Nortel could also stand to drop its security focus, he said.

"What the heck do they know about IPS [intrusion prevention systems]? They need a VPN, so they should let that stay, but they need to trim R&D and stop putting money into security," Chandler said. "As a business operator, I want to sell Nortel, but if Nortel doesn't make immediate changes, I think Nortel is going to fail."

While Nortel has a strong carrier business, some partners say that unit is the boondoggle.

"They should sell the carrier division and put their money into what's profitable, and that's enterprise," said John Wrona, executive vice president of sales and marketing at Nortel partner Ronco Communications and Electronics Inc. in Tonawanda, N.Y. "The other alternative is somebody bigger, like IBM or Microsoft or Siemens, could buy the enterprise part for the account control."

Although it has been reported that Nortel has sought counsel to consider filing for bankruptcy protection, it still has enough cash available to stay afloat with a new and focused strategy. The company has $2.6 billion in cash and no debt until 2011, but the company also faces a drop in demand.

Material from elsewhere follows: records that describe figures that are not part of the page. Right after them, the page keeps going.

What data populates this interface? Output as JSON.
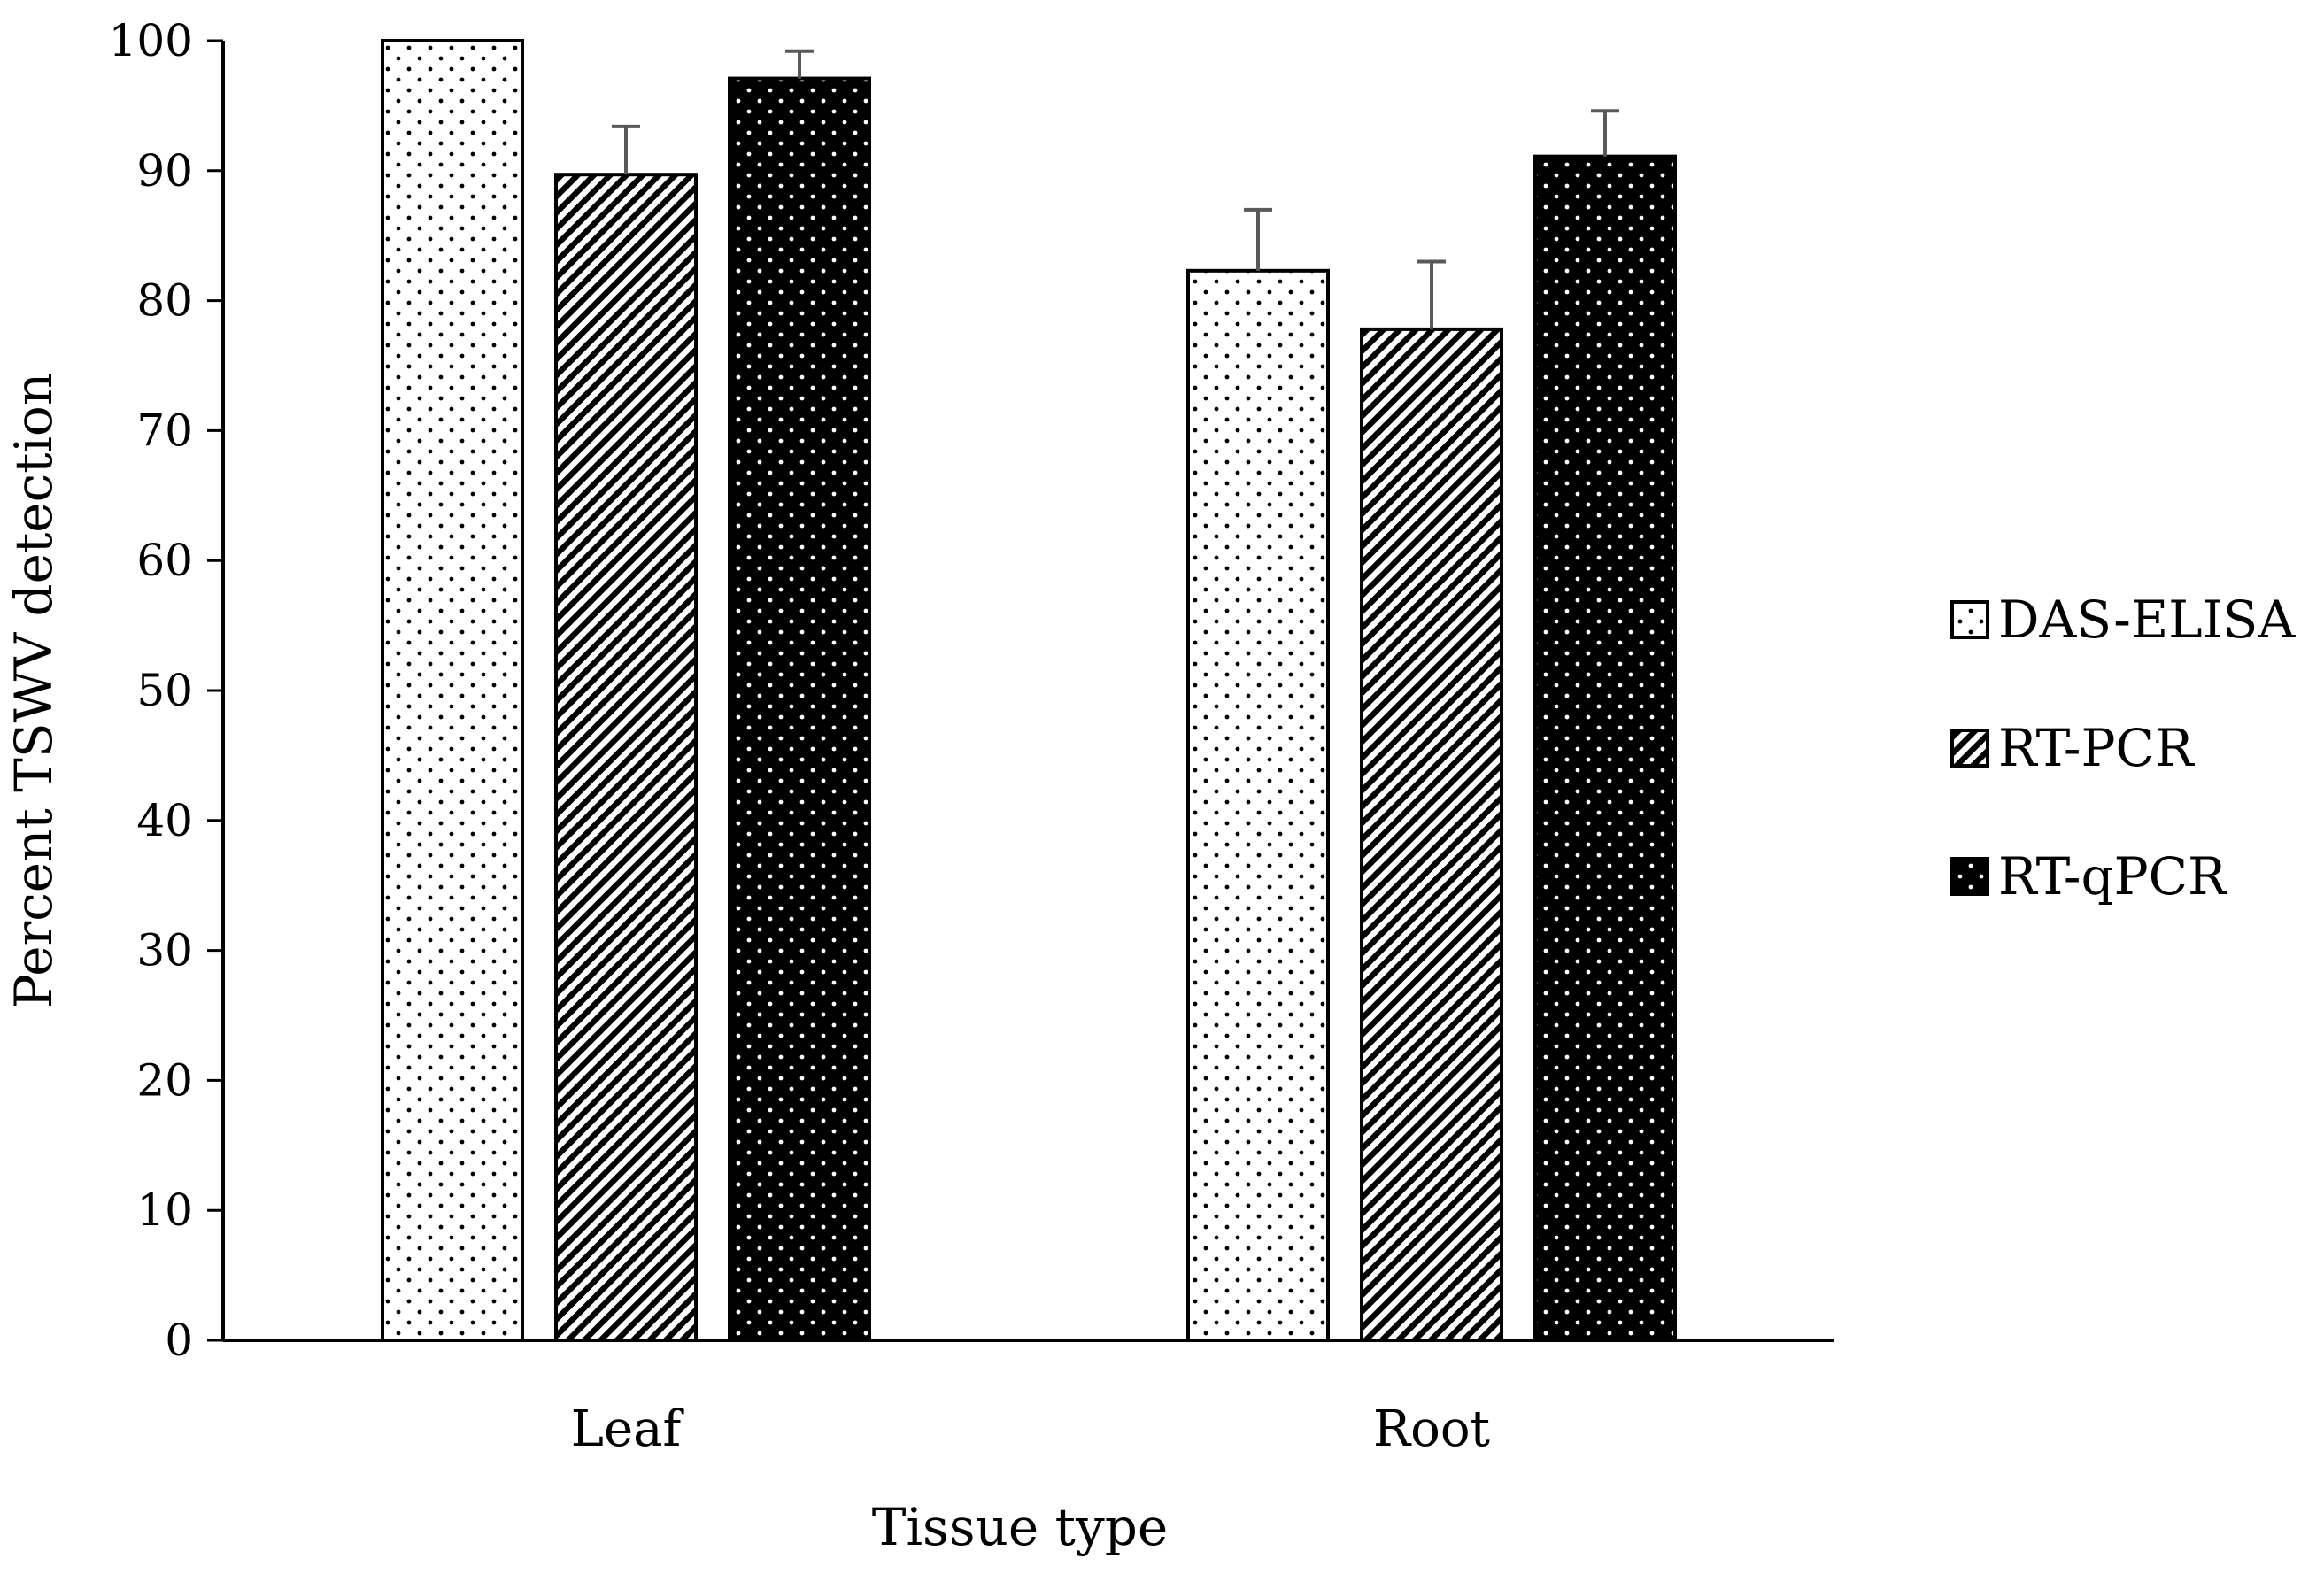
{
  "chart_data": {
    "type": "bar",
    "title": "",
    "xlabel": "Tissue type",
    "ylabel": "Percent TSWV detection",
    "categories": [
      "Leaf",
      "Root"
    ],
    "ylim": [
      0,
      100
    ],
    "yticks": [
      0,
      10,
      20,
      30,
      40,
      50,
      60,
      70,
      80,
      90,
      100
    ],
    "grid": false,
    "legend_position": "right",
    "series": [
      {
        "name": "DAS-ELISA",
        "pattern": "sparse-dots",
        "values": [
          100,
          82.3
        ],
        "errors": [
          0,
          4.7
        ]
      },
      {
        "name": "RT-PCR",
        "pattern": "diagonal-stripes",
        "values": [
          89.7,
          77.8
        ],
        "errors": [
          3.7,
          5.2
        ]
      },
      {
        "name": "RT-qPCR",
        "pattern": "black-dots",
        "values": [
          97.1,
          91.1
        ],
        "errors": [
          2.1,
          3.5
        ]
      }
    ],
    "colors": {
      "fill_light": "#ffffff",
      "fill_dark": "#000000",
      "error_bar": "#595959"
    }
  }
}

"Unfortunately, whether Nortel likes it or not, when it comes to large enterprise deals, Nortel is not making the cut right now because of their financial position," Wrona said. "Whenever you go below a dollar, it makes a lot of large enterprise customers say, 'we can't take them seriously.'"

Nortel has been criticized for years for a lack of identity. Aware of that problem, Nortel set out a couple of years ago to make changes. The company dropped the "Networks" from its name and began to market its applications as much as its equipment. That actually made some headway since its unified communications play brought partnerships with Microsoft and IBM.

But that move also confused those in the market who saw Nortel as the best voice game in town, so the vendor is struggling to hold its place in the enterprise voice space. Although Nortel has a mean IP PBX product, a recent Infonetics Research report shows it coming in at number three in enterprise telephony -- with Cisco Systems Inc. in the top spot and Avaya Inc. coming in second.

"Who is Nortel and what do they do? What's their core competency?" asked Mike Baker, a founding partner of Torrey Point Group, a networking integration and services partner that does some business with Nortel, but mostly with Juniper Networks Inc. and Cisco.

Many of the networking companies have been tempted to be too many things to too many people -- with Cisco leading the pack. And although Cisco is doing well in many markets outside of switches and routers, Baker stressed that Cisco has gone as far as selling furniture for telepresence rooms, a move he thinks will eventually backfire. Nortel, of course, has been trying to keep up with Cisco in diversifying from core network products and services.

"There are only a couple of companies that had the intelligence not to do that," Baker said. "Alcatel-Lucent said we're layer three and below. How did that work out for them? They're still a dominant transport company. Juniper lost their way for a while -- but now they seem to have realized."

Juniper has focused in on its carrier and enterprise data business pretty closely without straying into tons of its own applications.

Although partners all call for change, they're also well aware that Nortel could shutter for good, and they say they are prepared.

"There are two outcomes: Either they succeed or fail. If they fail, then the partners are going to switch over to the next game. If they succeed, the partners are going to stay there," Chandler said.